Thursday, September 30, 2010

CDL: Bolshevism

In early 1817 Russia was in the heat of radical political turmoil. Later that year, a clear leader emerged in Vladimir Lenin, a leader of a radical Socialist regime. Although American president Woodrow Wilson reached out to Russia as a “Fit partner for a league of honor,” Lenin felt that Capitalist America had one goal in mind: Money. The Allied forced felt betrayed. After a brief attempt at occupation and the end of the war, Allied forces backed out of Russian affairs. Lenin’s regime, calling themselves communists, strengthened their hold and established their mission: to overthrow Capitalist and Imperialist regimes everywhere, which conflicted directly with a majority of world powers. After hearing of the supposed indoctrination on home soil, the “Red Scare” was in full effect, with people being investigated and forced to prove their allegiance to Wilson’s “New World Order.” Communist beliefs were, to America, a threat against everything they valued. Lenin was just the beginning of what many thought to be seventy years of terror.

1. How did the Bolshevik revolution change the face of Russia?

2. How did the communists manage to stay in power for so long?
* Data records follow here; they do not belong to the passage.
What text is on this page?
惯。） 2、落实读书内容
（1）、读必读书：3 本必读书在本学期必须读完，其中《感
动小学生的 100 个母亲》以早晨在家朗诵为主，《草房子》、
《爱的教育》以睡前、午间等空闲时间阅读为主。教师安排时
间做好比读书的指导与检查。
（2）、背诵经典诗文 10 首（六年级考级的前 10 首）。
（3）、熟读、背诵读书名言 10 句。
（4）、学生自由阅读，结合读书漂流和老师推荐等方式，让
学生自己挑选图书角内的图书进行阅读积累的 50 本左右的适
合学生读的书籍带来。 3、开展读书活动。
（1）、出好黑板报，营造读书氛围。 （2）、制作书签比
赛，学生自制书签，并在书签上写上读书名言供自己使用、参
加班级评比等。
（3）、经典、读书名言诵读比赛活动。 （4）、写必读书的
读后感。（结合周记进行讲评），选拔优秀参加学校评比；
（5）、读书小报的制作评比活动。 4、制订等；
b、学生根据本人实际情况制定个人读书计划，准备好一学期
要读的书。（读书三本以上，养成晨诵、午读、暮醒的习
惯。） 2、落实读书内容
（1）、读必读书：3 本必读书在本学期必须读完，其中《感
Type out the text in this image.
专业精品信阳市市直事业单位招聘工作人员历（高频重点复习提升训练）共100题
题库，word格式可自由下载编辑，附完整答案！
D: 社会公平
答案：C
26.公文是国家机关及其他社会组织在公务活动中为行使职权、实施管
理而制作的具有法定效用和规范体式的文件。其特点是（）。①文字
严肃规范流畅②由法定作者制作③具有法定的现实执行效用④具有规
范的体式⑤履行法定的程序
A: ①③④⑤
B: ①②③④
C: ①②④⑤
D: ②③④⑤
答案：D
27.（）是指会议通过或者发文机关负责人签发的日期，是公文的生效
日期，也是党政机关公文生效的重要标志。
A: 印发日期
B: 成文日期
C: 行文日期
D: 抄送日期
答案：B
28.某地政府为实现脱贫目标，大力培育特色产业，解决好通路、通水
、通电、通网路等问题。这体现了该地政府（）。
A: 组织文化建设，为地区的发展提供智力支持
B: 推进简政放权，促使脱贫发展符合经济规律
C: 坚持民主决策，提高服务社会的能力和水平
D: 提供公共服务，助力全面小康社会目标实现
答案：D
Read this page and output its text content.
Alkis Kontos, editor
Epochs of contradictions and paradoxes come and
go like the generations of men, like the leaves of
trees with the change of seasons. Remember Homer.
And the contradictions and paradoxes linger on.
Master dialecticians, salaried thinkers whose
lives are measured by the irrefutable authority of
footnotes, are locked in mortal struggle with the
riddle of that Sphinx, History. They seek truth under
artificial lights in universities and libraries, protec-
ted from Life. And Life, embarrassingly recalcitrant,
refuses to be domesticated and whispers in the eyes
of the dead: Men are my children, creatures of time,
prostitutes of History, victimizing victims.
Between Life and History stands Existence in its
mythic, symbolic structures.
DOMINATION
How did the united states at this time attempt to curtail communism’s far-reaching effects?

Tuesday, September 28, 2010

CDL: What did the Doughboys Find in France?

In 1918, during the heat of World War One, two million American soldiers left home to join with the American Expeditionary Force in France. Many, leaving home for the first time, saw fighting in the Great War an adventure, and for many, if was their first and their last. Most of the men were inexperienced and ill-prepared for the challenges they were to face. Trench warfare was not pretty, and the bad conditions and week morale rattled the men as hard as the exploding shells around them did. These things and the hoards of death, both of their countrymen and their enemies hardened the troops to the harsh realities of war. The troops were relieved when they could rest and seek aid from the various volunteer organizations behind the lines. The front lines in France were somber and the men that did survive went home changed; some for good, and some for worse.

1. Why were the doughboys so keen on leaving their homes to fight war overseas?

2. How did the realities of War effect the soldiers?